Monday, August 6, 2012

Liposomal doxorubicin: a rocket science?


Manufacturing problems at a Boehringer Ingelheim plant did a double whammy on Johnson & Johnson's ($JNJ) cancer drug, Doxil. It forced J&J to ration the drug to patients, current and future. It also interrupted clinical trials testing new drugs with or against J&J's ovarian cancer treatment, putting pipelines in jeopardy.
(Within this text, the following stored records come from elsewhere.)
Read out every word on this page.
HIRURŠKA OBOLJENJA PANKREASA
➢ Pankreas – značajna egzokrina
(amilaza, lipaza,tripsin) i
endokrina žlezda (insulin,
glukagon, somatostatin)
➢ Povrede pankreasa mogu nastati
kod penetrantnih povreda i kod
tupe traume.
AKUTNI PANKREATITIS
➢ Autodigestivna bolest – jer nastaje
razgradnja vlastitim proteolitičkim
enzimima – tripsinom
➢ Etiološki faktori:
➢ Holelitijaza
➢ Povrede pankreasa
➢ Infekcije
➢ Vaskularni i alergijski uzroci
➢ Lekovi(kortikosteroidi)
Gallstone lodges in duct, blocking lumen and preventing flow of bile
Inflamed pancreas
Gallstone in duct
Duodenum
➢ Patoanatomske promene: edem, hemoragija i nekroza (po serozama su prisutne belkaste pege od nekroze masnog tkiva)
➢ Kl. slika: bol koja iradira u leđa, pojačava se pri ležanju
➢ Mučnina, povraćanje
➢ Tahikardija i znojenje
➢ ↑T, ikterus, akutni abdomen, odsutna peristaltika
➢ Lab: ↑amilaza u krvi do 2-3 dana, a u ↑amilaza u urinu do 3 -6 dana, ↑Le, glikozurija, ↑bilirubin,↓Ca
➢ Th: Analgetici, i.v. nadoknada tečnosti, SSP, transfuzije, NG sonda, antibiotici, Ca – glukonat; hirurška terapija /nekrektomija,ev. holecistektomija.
J&J now says it appears Boehringer Ingelheim will return to production by year's end, allowing it to release some supplies of Doxil for a trial by Endocyte ($ECYT) that will test an experimental drug in conjunction with Doxil, The Wall Street Journal reports. Endocyte says with what J&J will provide and what it has on hand, it can sign up patients without interruption. J&J says VentiRx Pharmaceuticals is getting a supply to test its experimental cancer drug, VTX-2337.

The shortage arose after manufacturing problems at Boehringer's Ben Venue Laboratories plant in Ohio halted production. J&J worked with the FDA to release Ben Venue's stock of Doxil, and the FDA allowed temporary imports of Sun Pharma's Lipodox, a similar drug not yet approved in the U.S.


Doxil is known to be a liposomal formulation of doxorubicin. I doubt a little bit about the efficiency of Doxil (compared to "convenient" non-liposomal doxorubicin) but here we have another strange issue – Doxil supposed to bring a lot of profits (if it were being manufactured and sold to patients). And what is the reason that the manufacturing process is halted for so long? I personally worked a lot with liposomal formulations – it is absolutely not a rocket science, the technology is well developed and used for several decades, therefore I would suggest that the manufacturing process by itself should not be blamed for the delay in the Doxil supply.